Penjelasannya adalah sebagai berikut :
- Pada masa-masa tertentu kehidupan manusia ada pola-pola rutinitas tubuh yang harus Anda lalui. Seperti siklus menstruasi pada wanita dewasa, serta kehamilan pada wanita menikah. Lalu pasien yang sedang mengkonsumsi obat-obatan tertentu atau pil.
- Jerawat tidak selalu akibat kulit wajah yang kotor, melainkan karena faktor bawaan dari dalam tubuh Anda. Penyebab yang paling umum adalah perubahan hormon.
- Kelebihan kelenjar minyak yang diproduksi oleh hormone androgen, bercampur dengan sel-sel mati kulit. Dan sel-sel kulit yang mati tadi bercampur dengan sebum yang telah meningkat hingga menjadi tebal dan mengeras. Hingga membentuk bintik-bintik jerawat nasi.
- Secara genetika jerawat nasi dapat diwariskan faktor gen-gennya pada keturunan berikutnya. Penderitanya memiliki bakat :
- Memproduksi kelenjar minyak yang over-active yang senang membanjiri pori-pori.

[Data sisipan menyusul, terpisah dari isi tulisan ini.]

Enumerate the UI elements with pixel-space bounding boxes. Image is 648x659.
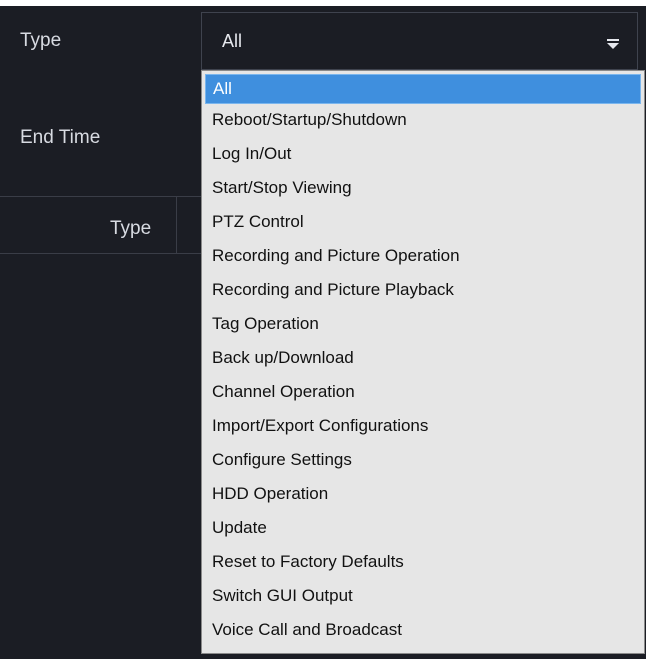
type-option[interactable]: Recording and Picture Playback	[205, 274, 641, 308]
type-option[interactable]: Recording and Picture Operation	[205, 240, 641, 274]
end-time-label: End Time	[20, 127, 101, 148]
type-option[interactable]: Voice Call and Broadcast	[205, 614, 641, 648]
table-header-bottom-border	[0, 253, 201, 254]
table-header-top-border	[0, 196, 201, 197]
type-option[interactable]: Reset to Factory Defaults	[205, 546, 641, 580]
type-option[interactable]: Configure Settings	[205, 444, 641, 478]
type-option[interactable]: Switch GUI Output	[205, 580, 641, 614]
type-option[interactable]: All	[205, 74, 641, 104]
caret-down-icon[interactable]	[605, 36, 621, 52]
type-option[interactable]: Channel Operation	[205, 376, 641, 410]
type-dropdown-list: All Reboot/Startup/Shutdown Log In/Out Star…	[201, 70, 645, 654]
type-select-value: All	[222, 31, 243, 51]
type-option[interactable]: Back up/Download	[205, 342, 641, 376]
log-search-panel: Type End Time Type All All Reboot/Startup…	[0, 0, 646, 659]
table-header-column-divider	[176, 196, 177, 254]
table-header-type: Type	[110, 218, 152, 239]
type-option[interactable]: Import/Export Configurations	[205, 410, 641, 444]
type-option[interactable]: Update	[205, 512, 641, 546]
type-select[interactable]: All	[201, 12, 638, 70]
type-option[interactable]: Tag Operation	[205, 308, 641, 342]
type-option[interactable]: Reboot/Startup/Shutdown	[205, 104, 641, 138]
type-option[interactable]: Start/Stop Viewing	[205, 172, 641, 206]
type-option[interactable]: PTZ Control	[205, 206, 641, 240]
type-option[interactable]: Log In/Out	[205, 138, 641, 172]
type-option[interactable]: HDD Operation	[205, 478, 641, 512]
top-edge	[0, 0, 646, 6]
type-filter-label: Type	[20, 30, 62, 51]
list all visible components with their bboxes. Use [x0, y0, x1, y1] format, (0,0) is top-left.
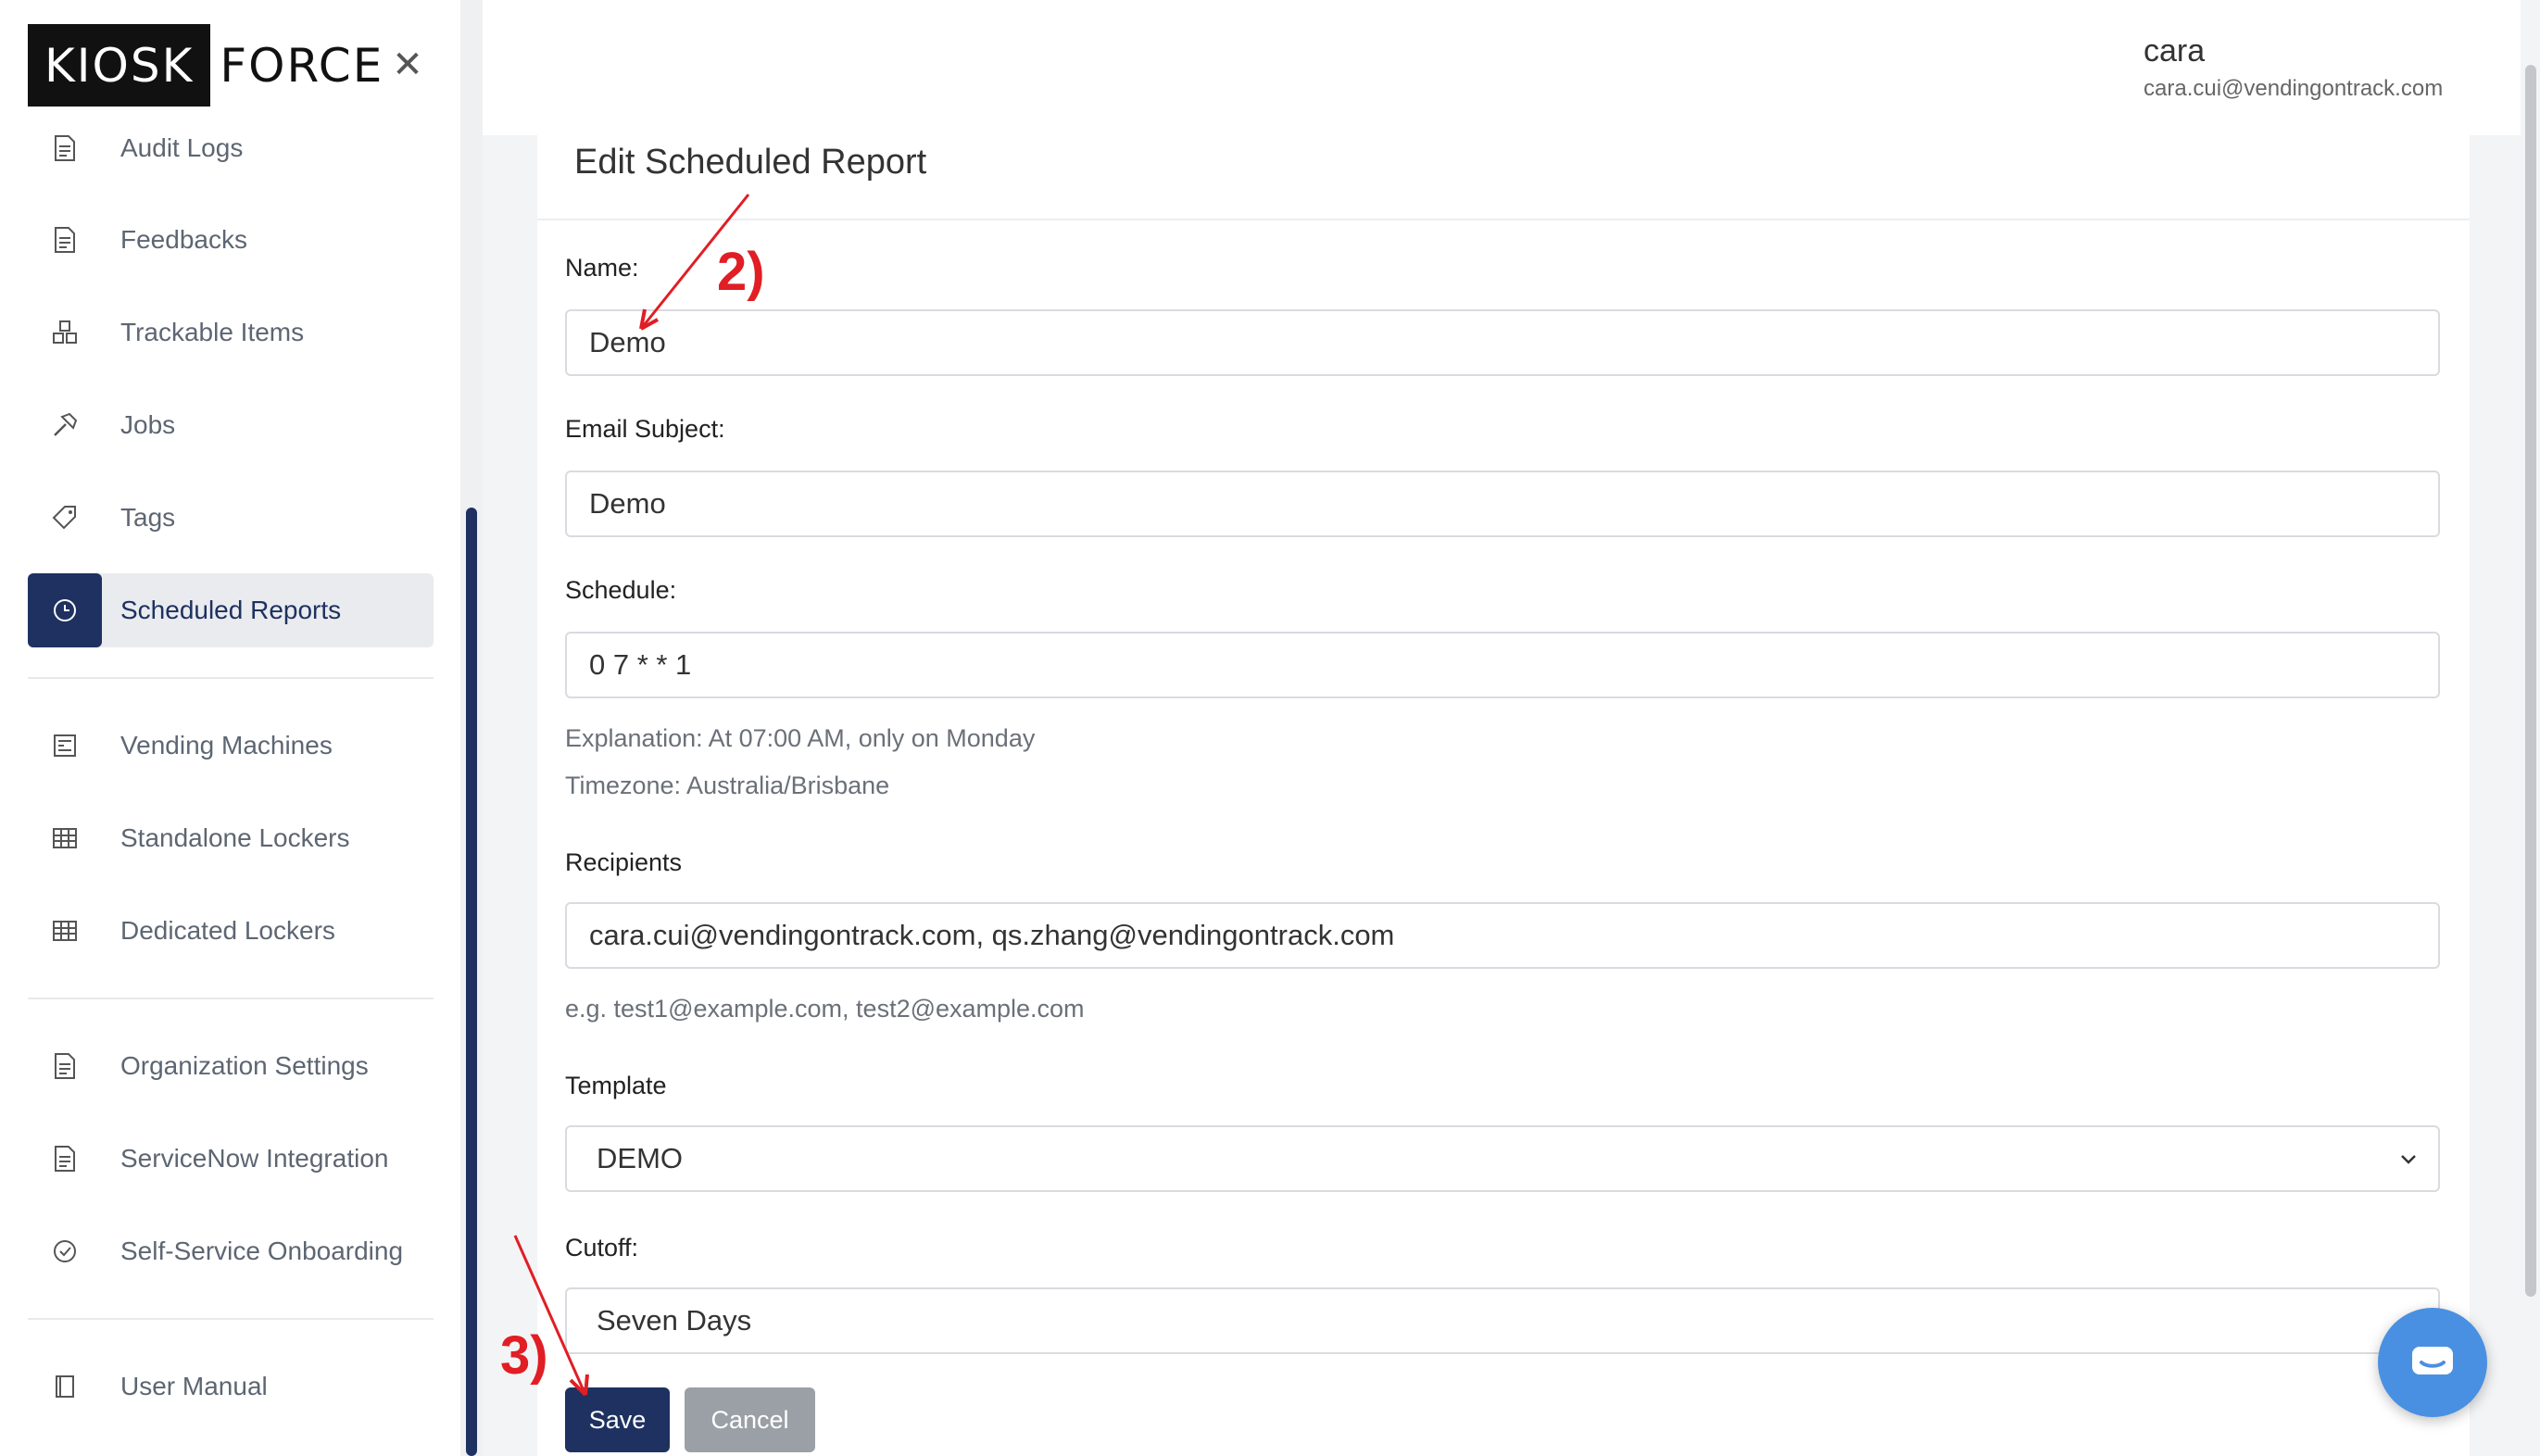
sidebar-item-label: Feedbacks: [120, 225, 247, 254]
template-label: Template: [565, 1072, 667, 1099]
boxes-icon: [28, 295, 102, 370]
annotation-step-2: 2): [717, 242, 765, 302]
cutoff-selected-value: Seven Days: [597, 1304, 752, 1337]
cutoff-select[interactable]: Seven Days: [565, 1287, 2440, 1354]
sidebar-item-feedbacks[interactable]: Feedbacks: [28, 203, 434, 277]
sidebar-divider: [28, 1318, 434, 1320]
book-icon: [28, 1349, 102, 1424]
logo-force: FORCE: [220, 38, 384, 93]
cancel-button[interactable]: Cancel: [685, 1387, 815, 1452]
sidebar-item-label: Vending Machines: [120, 731, 333, 759]
page-title: Edit Scheduled Report: [574, 143, 927, 182]
grid-icon: [28, 801, 102, 875]
sidebar-item-label: Trackable Items: [120, 318, 305, 346]
document-icon: [28, 203, 102, 277]
logo-kiosk: KIOSK: [28, 24, 211, 107]
grid-icon: [28, 894, 102, 968]
recipients-input[interactable]: cara.cui@vendingontrack.com, qs.zhang@ve…: [565, 902, 2440, 969]
sidebar-item-label: User Manual: [120, 1372, 268, 1400]
user-name[interactable]: cara: [2144, 33, 2205, 69]
check-circle-icon: [28, 1214, 102, 1288]
schedule-explanation: Explanation: At 07:00 AM, only on Monday: [565, 724, 1036, 752]
sidebar: KIOSK FORCE ✕ Audit Logs Feedbacks Track…: [0, 0, 460, 1456]
sidebar-item-scheduled-reports[interactable]: Scheduled Reports: [28, 573, 434, 647]
sidebar-item-standalone-lockers[interactable]: Standalone Lockers: [28, 801, 434, 875]
sidebar-item-user-manual[interactable]: User Manual: [28, 1349, 434, 1424]
sidebar-divider: [28, 677, 434, 679]
chat-bubble-icon: [2412, 1347, 2453, 1374]
hammer-icon: [28, 388, 102, 462]
sidebar-item-label: Tags: [120, 503, 176, 532]
sidebar-item-organization-settings[interactable]: Organization Settings: [28, 1029, 434, 1103]
schedule-timezone: Timezone: Australia/Brisbane: [565, 772, 890, 799]
schedule-input[interactable]: 0 7 * * 1: [565, 632, 2440, 698]
sidebar-item-label: Organization Settings: [120, 1051, 369, 1080]
sidebar-item-label: Dedicated Lockers: [120, 916, 335, 945]
sidebar-item-dedicated-lockers[interactable]: Dedicated Lockers: [28, 894, 434, 968]
title-divider: [537, 219, 2470, 220]
name-input[interactable]: Demo: [565, 309, 2440, 376]
recipients-label: Recipients: [565, 848, 683, 876]
sidebar-item-label: Audit Logs: [120, 133, 244, 162]
sidebar-item-label: ServiceNow Integration: [120, 1144, 389, 1173]
template-selected-value: DEMO: [597, 1142, 683, 1174]
sidebar-item-jobs[interactable]: Jobs: [28, 388, 434, 462]
sidebar-item-trackable-items[interactable]: Trackable Items: [28, 295, 434, 370]
sidebar-item-self-service-onboarding[interactable]: Self-Service Onboarding: [28, 1214, 434, 1288]
document-icon: [28, 111, 102, 185]
edit-report-card: Edit Scheduled Report Name: Demo Email S…: [537, 135, 2470, 1456]
sidebar-item-label: Standalone Lockers: [120, 823, 350, 852]
chat-widget-button[interactable]: [2378, 1308, 2487, 1417]
schedule-label: Schedule:: [565, 576, 677, 604]
document-icon: [28, 1029, 102, 1103]
sidebar-item-label: Jobs: [120, 410, 176, 439]
sidebar-item-audit-logs[interactable]: Audit Logs: [28, 111, 434, 185]
sidebar-item-vending-machines[interactable]: Vending Machines: [28, 709, 434, 783]
top-header: [483, 0, 2521, 135]
template-select[interactable]: DEMO: [565, 1125, 2440, 1192]
main-scrollbar-thumb[interactable]: [2525, 65, 2536, 1297]
save-button[interactable]: Save: [565, 1387, 670, 1452]
cutoff-label: Cutoff:: [565, 1234, 639, 1261]
sidebar-item-tags[interactable]: Tags: [28, 481, 434, 555]
sidebar-scrollbar-thumb[interactable]: [466, 508, 477, 1456]
email-subject-input[interactable]: Demo: [565, 471, 2440, 537]
sidebar-divider: [28, 998, 434, 999]
tag-icon: [28, 481, 102, 555]
user-email: cara.cui@vendingontrack.com: [2144, 76, 2444, 101]
email-subject-label: Email Subject:: [565, 415, 725, 443]
machine-icon: [28, 709, 102, 783]
recipients-hint: e.g. test1@example.com, test2@example.co…: [565, 995, 1085, 1023]
sidebar-item-servicenow-integration[interactable]: ServiceNow Integration: [28, 1122, 434, 1196]
close-sidebar-icon[interactable]: ✕: [387, 44, 428, 85]
sidebar-item-label: Self-Service Onboarding: [120, 1236, 404, 1265]
name-label: Name:: [565, 254, 639, 282]
chevron-down-icon: [2401, 1155, 2416, 1164]
annotation-step-3: 3): [500, 1325, 548, 1386]
kioskforce-logo[interactable]: KIOSK FORCE: [28, 24, 384, 107]
sidebar-item-label: Scheduled Reports: [120, 596, 342, 624]
document-icon: [28, 1122, 102, 1196]
clock-icon: [28, 573, 102, 647]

- Pertumbuhan sel-sel kulit tidak normal, artinya tidak mampu beregenerasi secara cepat.
- Merespon dengan berelebihan terhadap segala paparan, baik debu, sentuhan, cuaca dan suhu ruang, dan lain-lain.
Daerah-Daerah Favorit Jerawat Nasi
Tidak seperti jerawat biasa, atau jerawat batu yang hanya hobi menempel di wajah Anda; maka jerawat nasi justru dapat muncul di mana-mana di bagian tubuh Anda yang manapun. Seperti di punggung, lipatan lengan atas, bagian paha dalam ataupun di dada di atas payudara.
Kenapa demikian? Karena sifat jerawat nasi yang tertutup. Ia memiliki kulit lain yang tumbuh di atas pori-pori yang tersumbat sehingga terlihat membentu tonjolan putih kecil. Jerawat nasi senang tumbuh di bagian-bagian tubuh yang tertutup dan dalam lipatan, karena pada daerah tersebut sekresi kelenjar minyaknya diproduksi secara berlebih.
Tips-tips Mengusir Jerawat Nasi
Tips-tips umum :
- Rawat wajah secara teratur.
- Kulit wajah harus selalu bersih saat istirahat di rumah.
- Hindari menggunakan riasan saat tidur.
- Sesuaikan pemakaian pembersih wajah dengan tipe kulit Anda (normal atau kering)
- Terapkan metode membersihkan wajah secara benar.
Tips-tips khusus (tradisional) :
- Rajin membasuh muka pada air bersih yang mengalir.
- Oleskan sari daun pepaya pada jerawat nasi secara teratur pagi dan sore
- Usapkan air hasil parutan lobak secara teratur. Sesudah mandi pagi dan sore.
- Biasakan melakukan pembersihan wajah dengan cairan pembersih dengan tidak setengah-setengah. Bila sudah menjadi kebiasaan jangan dihentikan. Kebiasaan membersihkan wajah yang tidak rutin justru memicu timbulnya jerawat karena ada perubahan kondisi penyesuaian wajah dengan zat-zat kimiawi pada obat pembersih wajah.
- Hindari makan kacang-kacangan secara berlebihan.
- Boleh makan coklat sekedarnya.
- Kurangi gula dan makanan berkabohidrat tinggi berdasarkan penelitian oleh Colorado State University Department of Health and Exercise.
Semoga wajah bersih dan mulus menjadi milik Anda.